ArcelorMit­tal issued a statement Friday night saying it “apologizes and accepts responsibi­lity for the incident from the Burns Harbor facility.”

The National Park Service closed the Portage Lakefront and Riverwalk beach areas at Indiana Dunes National Park and waters out to 300 feet. The nearby city of Ogden Dunes also closed its beach. The fish kill occurred near a yacht club and marina in Portage, about 25 miles east of Chicago.
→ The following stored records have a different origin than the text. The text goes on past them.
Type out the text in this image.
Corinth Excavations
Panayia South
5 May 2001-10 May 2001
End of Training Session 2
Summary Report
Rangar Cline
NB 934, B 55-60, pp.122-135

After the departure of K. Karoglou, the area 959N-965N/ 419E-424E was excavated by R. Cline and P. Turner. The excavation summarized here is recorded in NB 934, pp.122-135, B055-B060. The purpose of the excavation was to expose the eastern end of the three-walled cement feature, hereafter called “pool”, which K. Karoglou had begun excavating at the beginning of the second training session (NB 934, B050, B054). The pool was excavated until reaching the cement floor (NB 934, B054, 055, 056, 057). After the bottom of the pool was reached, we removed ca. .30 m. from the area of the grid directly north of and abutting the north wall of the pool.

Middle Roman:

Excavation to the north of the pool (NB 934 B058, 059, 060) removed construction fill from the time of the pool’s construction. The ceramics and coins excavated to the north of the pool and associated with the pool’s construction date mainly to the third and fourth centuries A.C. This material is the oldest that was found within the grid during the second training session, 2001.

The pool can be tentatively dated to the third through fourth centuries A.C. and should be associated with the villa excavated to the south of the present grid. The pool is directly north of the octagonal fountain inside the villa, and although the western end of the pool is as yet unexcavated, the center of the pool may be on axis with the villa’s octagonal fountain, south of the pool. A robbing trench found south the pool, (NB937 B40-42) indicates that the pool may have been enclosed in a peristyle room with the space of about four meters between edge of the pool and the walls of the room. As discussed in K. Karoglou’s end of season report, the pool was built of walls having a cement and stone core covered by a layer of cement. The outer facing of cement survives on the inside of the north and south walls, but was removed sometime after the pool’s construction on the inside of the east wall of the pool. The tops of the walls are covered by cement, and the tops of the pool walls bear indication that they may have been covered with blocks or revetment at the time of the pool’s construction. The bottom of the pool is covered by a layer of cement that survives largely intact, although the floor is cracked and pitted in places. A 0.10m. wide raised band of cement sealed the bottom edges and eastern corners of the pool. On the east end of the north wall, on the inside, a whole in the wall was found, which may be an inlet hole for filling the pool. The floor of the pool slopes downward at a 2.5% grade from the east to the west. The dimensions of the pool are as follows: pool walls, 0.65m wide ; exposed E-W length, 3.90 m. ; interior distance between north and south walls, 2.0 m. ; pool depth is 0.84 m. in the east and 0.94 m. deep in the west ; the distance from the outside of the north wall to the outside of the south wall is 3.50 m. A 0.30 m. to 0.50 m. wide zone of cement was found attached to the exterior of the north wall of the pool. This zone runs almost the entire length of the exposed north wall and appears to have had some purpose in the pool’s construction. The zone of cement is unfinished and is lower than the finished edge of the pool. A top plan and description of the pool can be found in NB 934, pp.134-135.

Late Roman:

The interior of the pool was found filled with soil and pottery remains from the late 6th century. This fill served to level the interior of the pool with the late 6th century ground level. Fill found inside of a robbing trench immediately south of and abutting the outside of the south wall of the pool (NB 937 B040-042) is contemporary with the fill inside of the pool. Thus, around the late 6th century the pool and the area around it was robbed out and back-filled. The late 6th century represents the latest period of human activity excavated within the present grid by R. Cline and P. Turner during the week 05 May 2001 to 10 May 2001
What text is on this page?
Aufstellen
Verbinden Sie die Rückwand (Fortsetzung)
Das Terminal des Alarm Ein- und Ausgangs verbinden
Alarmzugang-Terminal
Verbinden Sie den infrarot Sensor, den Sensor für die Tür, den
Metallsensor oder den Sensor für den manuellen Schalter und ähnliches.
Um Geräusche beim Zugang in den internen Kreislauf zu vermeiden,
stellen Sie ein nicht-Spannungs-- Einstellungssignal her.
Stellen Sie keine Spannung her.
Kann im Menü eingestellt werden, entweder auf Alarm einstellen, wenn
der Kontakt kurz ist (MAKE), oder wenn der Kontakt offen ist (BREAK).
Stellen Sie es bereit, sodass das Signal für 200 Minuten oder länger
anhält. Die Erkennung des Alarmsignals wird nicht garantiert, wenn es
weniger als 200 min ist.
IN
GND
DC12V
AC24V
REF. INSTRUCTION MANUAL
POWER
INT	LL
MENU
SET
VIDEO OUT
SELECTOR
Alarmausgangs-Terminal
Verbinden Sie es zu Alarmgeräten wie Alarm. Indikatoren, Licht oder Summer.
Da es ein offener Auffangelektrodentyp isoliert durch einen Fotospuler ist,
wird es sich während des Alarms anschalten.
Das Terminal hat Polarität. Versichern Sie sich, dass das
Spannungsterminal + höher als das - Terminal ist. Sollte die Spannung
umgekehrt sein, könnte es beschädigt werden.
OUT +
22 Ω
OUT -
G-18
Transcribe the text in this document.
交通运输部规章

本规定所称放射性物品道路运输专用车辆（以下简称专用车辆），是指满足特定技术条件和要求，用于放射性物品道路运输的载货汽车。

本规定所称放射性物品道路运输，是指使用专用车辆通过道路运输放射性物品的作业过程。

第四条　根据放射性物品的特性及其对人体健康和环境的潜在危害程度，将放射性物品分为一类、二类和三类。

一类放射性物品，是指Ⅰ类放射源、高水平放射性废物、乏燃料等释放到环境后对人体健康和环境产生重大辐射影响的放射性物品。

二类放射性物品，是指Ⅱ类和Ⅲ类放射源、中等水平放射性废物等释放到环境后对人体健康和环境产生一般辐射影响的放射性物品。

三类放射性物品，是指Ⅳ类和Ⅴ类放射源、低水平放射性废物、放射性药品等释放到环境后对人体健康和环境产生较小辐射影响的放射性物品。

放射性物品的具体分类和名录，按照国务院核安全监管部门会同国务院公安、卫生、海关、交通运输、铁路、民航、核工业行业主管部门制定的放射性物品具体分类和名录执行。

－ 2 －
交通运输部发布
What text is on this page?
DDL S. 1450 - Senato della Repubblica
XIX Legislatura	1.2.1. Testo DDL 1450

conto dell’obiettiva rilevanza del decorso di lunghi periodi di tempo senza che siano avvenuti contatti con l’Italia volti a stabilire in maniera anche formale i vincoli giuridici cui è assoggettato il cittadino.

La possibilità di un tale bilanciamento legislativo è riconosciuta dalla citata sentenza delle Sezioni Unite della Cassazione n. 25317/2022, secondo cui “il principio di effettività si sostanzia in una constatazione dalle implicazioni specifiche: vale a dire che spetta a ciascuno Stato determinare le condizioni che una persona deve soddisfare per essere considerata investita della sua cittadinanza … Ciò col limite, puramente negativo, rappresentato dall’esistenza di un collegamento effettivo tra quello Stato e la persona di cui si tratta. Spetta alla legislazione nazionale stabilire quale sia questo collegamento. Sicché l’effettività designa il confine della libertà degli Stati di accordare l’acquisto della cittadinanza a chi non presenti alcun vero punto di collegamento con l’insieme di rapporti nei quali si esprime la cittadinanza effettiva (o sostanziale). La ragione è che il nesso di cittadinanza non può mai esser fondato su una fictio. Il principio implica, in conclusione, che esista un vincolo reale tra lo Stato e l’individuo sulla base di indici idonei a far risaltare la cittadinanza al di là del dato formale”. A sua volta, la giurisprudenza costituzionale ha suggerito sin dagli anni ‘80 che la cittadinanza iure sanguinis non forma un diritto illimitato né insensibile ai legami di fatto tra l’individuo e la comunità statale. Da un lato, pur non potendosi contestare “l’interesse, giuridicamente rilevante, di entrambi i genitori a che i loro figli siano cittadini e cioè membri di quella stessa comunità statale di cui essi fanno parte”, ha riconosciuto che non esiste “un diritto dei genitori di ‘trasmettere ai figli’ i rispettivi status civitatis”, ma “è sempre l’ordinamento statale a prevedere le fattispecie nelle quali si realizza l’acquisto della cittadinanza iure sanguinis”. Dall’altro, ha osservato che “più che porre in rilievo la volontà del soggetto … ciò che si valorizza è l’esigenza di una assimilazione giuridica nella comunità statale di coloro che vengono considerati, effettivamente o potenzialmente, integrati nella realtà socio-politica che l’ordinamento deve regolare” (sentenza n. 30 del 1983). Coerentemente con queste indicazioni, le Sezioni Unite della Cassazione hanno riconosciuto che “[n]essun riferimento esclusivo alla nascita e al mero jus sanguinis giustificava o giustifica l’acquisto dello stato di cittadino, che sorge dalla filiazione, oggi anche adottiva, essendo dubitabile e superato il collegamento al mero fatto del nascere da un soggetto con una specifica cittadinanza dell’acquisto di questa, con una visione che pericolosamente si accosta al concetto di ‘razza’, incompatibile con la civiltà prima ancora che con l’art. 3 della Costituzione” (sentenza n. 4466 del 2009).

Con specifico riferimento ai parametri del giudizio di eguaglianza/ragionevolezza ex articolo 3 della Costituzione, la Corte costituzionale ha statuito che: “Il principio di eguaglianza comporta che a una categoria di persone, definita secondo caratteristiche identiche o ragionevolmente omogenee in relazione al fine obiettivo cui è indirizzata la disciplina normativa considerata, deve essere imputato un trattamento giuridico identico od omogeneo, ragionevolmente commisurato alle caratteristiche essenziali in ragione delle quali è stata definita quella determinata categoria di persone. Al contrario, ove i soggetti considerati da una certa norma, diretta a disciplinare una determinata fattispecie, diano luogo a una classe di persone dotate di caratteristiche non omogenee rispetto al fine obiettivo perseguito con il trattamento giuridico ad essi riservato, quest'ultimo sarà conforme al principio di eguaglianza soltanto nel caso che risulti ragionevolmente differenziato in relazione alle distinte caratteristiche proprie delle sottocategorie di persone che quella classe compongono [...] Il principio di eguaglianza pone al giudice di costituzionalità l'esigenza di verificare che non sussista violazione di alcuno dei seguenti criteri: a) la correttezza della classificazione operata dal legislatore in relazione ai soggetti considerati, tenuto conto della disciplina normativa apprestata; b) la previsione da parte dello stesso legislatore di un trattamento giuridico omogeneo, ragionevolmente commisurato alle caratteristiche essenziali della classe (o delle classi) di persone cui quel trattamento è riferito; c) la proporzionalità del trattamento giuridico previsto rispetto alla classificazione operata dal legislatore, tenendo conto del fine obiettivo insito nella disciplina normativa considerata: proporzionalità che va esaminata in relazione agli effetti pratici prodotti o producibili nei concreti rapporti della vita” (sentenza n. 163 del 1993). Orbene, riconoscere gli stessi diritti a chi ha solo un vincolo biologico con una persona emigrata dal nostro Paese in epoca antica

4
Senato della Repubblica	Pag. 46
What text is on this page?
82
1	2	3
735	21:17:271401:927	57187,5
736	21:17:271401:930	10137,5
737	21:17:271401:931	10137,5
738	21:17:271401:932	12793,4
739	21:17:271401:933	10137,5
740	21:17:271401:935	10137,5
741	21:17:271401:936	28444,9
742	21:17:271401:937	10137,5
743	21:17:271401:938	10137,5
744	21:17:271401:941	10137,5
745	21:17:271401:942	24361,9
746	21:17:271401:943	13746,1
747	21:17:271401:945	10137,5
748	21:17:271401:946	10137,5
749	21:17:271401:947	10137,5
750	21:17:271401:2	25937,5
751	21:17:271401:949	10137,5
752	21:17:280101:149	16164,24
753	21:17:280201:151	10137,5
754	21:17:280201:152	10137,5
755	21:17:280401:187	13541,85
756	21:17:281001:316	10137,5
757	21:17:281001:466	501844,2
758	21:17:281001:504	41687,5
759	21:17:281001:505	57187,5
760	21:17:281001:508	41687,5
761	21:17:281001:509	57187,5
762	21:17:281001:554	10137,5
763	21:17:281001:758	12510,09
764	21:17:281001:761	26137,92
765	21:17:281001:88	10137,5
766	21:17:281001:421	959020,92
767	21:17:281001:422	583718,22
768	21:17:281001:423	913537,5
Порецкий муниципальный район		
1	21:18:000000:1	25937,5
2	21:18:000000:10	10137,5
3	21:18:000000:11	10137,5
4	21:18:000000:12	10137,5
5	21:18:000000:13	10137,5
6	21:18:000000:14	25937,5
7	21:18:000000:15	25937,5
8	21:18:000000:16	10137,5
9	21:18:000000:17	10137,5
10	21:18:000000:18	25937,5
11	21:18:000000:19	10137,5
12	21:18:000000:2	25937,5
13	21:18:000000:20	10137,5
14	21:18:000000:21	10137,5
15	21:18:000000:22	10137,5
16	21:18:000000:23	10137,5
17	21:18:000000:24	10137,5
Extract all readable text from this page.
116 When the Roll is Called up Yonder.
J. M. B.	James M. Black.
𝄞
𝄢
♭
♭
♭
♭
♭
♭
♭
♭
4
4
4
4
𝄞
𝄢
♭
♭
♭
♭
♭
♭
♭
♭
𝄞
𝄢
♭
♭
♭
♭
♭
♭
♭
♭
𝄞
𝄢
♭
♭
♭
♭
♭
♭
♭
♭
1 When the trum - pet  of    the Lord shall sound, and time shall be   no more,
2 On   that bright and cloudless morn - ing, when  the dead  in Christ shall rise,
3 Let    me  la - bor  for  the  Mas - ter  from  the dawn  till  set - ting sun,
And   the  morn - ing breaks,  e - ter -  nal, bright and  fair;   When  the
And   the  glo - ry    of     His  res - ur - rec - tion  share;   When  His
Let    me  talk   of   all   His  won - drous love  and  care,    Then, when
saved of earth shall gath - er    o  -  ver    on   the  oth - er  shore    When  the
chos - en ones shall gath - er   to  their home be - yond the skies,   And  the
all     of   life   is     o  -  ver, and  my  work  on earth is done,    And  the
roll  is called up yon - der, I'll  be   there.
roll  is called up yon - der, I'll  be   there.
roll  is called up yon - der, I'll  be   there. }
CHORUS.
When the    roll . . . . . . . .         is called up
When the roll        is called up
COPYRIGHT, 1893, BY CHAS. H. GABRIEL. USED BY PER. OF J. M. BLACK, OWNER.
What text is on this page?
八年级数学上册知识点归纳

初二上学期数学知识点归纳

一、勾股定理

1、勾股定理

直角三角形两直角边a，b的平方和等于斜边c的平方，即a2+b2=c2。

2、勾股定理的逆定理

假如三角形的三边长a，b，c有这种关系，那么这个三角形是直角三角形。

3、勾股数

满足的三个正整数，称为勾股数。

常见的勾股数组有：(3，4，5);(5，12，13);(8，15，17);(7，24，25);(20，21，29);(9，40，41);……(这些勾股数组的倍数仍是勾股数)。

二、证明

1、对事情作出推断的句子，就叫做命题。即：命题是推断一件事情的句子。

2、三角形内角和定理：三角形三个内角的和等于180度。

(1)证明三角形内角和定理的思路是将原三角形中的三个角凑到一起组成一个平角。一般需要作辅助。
ArcelorMit­tal said the spill resulted after its Burns Harbor mill “experience­d a failure at the blast furnace water recirculat­ion system. This isolated event resulted in the release of wastewater containing elevated levels of ammonia and cyanide.”

“The recirculat­ing system has been repaired and normal operations have resumed. Although sampling is ongoing, we are confident that the facility’s wastewater system is operating within normal ranges,” the statement said.

The statement did not say when the spill occurred, but Portage Mayor John Cannon told The Times of Northwest Indiana that the Indiana Department of Environmen­tal Management and others learned of it Monday.

The state agency has said the mill released the chemicals into the Little Calumet River’s east branch. It was unclear how much of the two chemicals entered the Lake Michigan tributary.

The Portage Port Authority, a local marina developmen­t and various individual­s have filed notice of their intent to sue ArcelorMit­tal for violations of the Clean Water Act, attorney Thomas Dogan told the newspaper.

The Centers for Disease Control and Prevention says cyanide “is a rapidly acting, potentiall­y deadly chemical that can exist in various forms” including cyanide salts, which are used in metallurgy for electropla­ting, metal cleaning and removing gold from ore.